Domestic economy on the rebound
The Danish economy is showing some resilience with export-oriented industries that are less sensitive to business cycles and a recovering domestic consumption. With inflation dropping back quickly towards the end of 2023 (0.7% in December 2023), consumer confidence has started to improve and domestic consumption is expected to continue its recovery in 2024 as low inflation – forecasted to average around 2.4% – and decent nominal wage growth will support rising real disposable income. Exports are still expected to rise, despite a slowdown, exceptionally supported by a strong pharmaceutical sector. The Danish krone is pegged to the euro so the Danish Central Bank will follow in the ECB’s footsteps by gradually lowering interest rates, which will help support investments and consumption.
Corporate insolvencies fell by 11% year-on-year in 2023 for the second consecutive year, taking the number back down to below the pre-pandemic level, an averaging out at the number seen between 2017 and 2019. This is a good indicator for 2024 as revenue and jobs lost in bankrupt entities have been lagging, given that mainly smaller or inactive companies went bankrupt earlier and were still rising in much of 2023. However, the last months of 2023 showed a slowdown in jobs lost and active company insolvencies that is expected to follow the same trend in 2024 with easing inflation, lower interest rates and a brighter outlook for domestic demand.
Continuous double positive balances
The 2024 outlook reflects a robust fiscal position, which is characterised by strong government spending aimed at bolstering the economy. Despite this, a slight narrowing of the public surplus is anticipated. Simultaneously, Denmark's public debt level is poised for a marginal decrease, maintaining its low level in comparison to peer countries. This fiscal prudence underscores the country's careful management of public finances, positioning Denmark favourably in terms of debt sustainability.
Denmark's current account balance in 2024 reflects a structurally positive outlook, driven by consistent surpluses in both the balance of goods and services. This stability is rooted in the economic structure, where a robust export sector and competitive service industries contribute to the overall positive trend. However, occasional volatility is caused by the sizable presence of large domestic companies. Despite this volatility, the current account surplus is anticipated to remain roughly at the same level as in 2023.

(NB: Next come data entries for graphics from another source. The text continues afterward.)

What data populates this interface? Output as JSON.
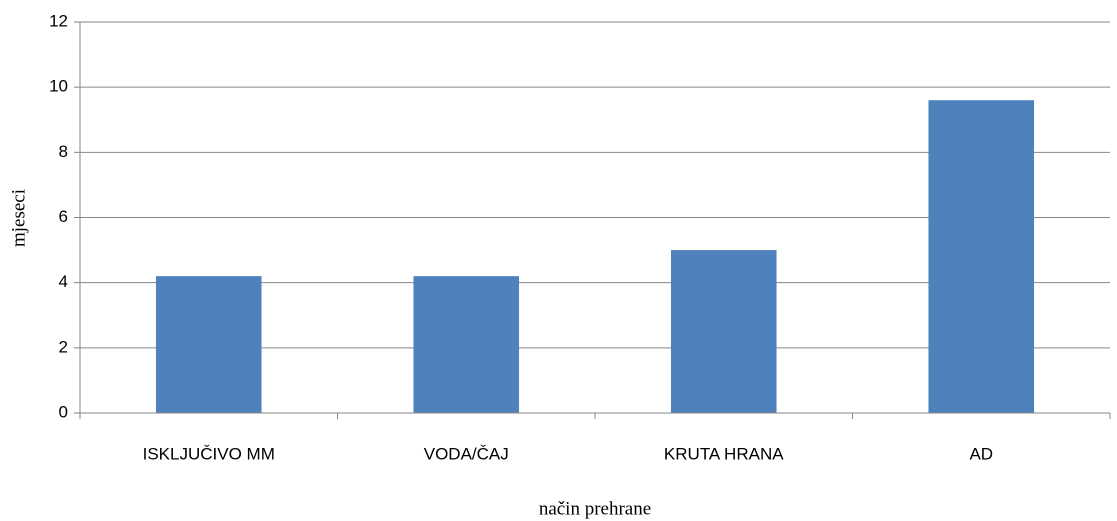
{
  "chart_data": {
    "type": "bar",
    "x_label": "način prehrane",
    "y_label": "mjeseci",
    "categories": [
      "ISKLJUČIVO MM",
      "VODA/ČAJ",
      "KRUTA HRANA",
      "AD"
    ],
    "values": [
      4.2,
      4.2,
      5.0,
      9.6
    ],
    "color": "#4f81bd",
    "ylim": [
      0,
      12
    ],
    "yticks": [
      0,
      2,
      4,
      6,
      8,
      10,
      12
    ],
    "grid": true
  }
}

Potential friction with the unions on the horizon
Denmark signed a defence agreement with the United States in December 2023 allowing American soldiers and military equipment to be based on Danish soil. Denmark is poised for potential friction between the government and unions due to several contentious measures implemented in recent times. The legal removal of a bank holiday in 2023 has stirred dissatisfaction among the workforce. Against this backdrop this year’s negotiations with unions could be plagued by conflict as 2024 will be marked by cuts to job measures, the introduction of "utility jobs" for immigrants on government support, and easier labour conditions for foreign labour.
The political landscape in Denmark remains relatively stable under the centrist government, which comprises the centre-left Social Democrats, centre-right Liberal Party, and centrist Moderates. Given the government's current unpopularity, polling at around 33%, the likelihood of an early election in 2024 appears minimal (next election is to be held before October 2026). Of particular significance is the upcoming European Parliament elections scheduled in June 2024.